I agree with you Chungy ..... I also hope I havent done too much damage! But at the end of the day the forums are generally a good place to get info and advice, shared experiences etc ... so its always best to be honest about your own experiences - even if it may not be good news for the original poster ..... but as you say everyones different and our own views and experiences wont mirror everyones.

Im sure there are some very happy contented people living in Hull just as there are elsewhere.
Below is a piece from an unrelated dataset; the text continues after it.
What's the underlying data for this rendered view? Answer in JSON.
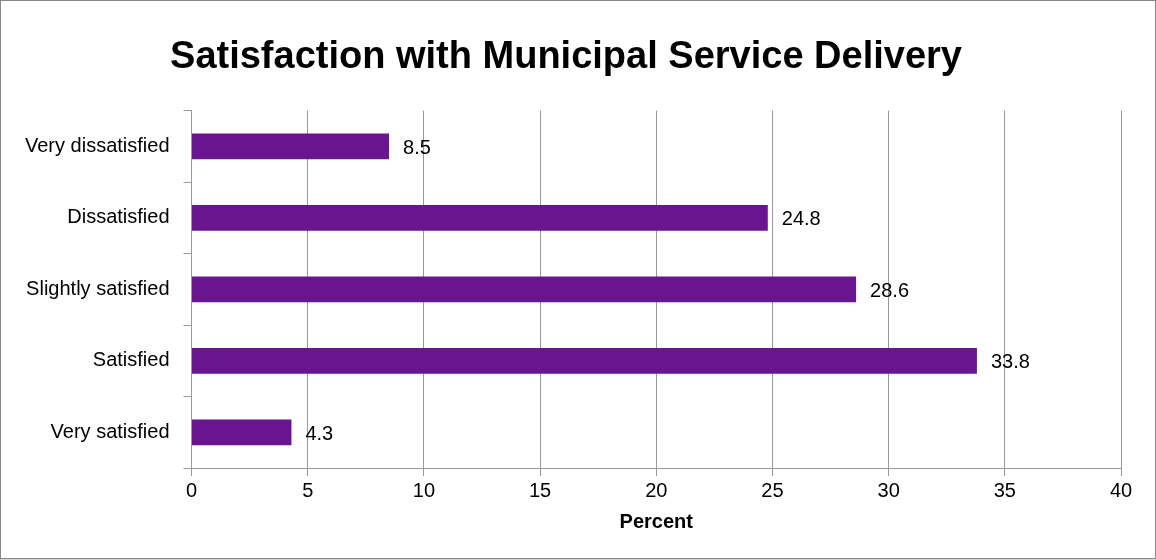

Have a good weekend all of you.


----------



## scottishcelts (Aug 5, 2007)

Suenneil said:


> I agree with you Chungy ..... I also hope I havent done too much damage! But at the end of the day the forums are generally a good place to get info and advice, shared experiences etc ... so its always best to be honest about your own experiences - even if it may not be good news for the original poster ..... but as you say everyones different and our own views and experiences wont mirror everyones.
> 
> Im sure there are some very happy contented people living in Hull just as there are elsewhere.
> 
> Have a good weekend all of you.


Ask a question like that and one should expect nothing but the truth and you guys were being exactly that - otherwise why bother answering the question.

Hull is a $hithole - no if's or but's about it. I wouldn't live there if i were paid to. There's nothing there for anyone - especially a migrant.

Good luck ztempest, you are gonna need it.


----------



## jlms (May 15, 2008)

You don't have to live in Hull to work in Hull.

Live in a Bed and Breakfast for a couple of weeks to get an impression of the area, then commit to a six months rental somewhere you like.


----------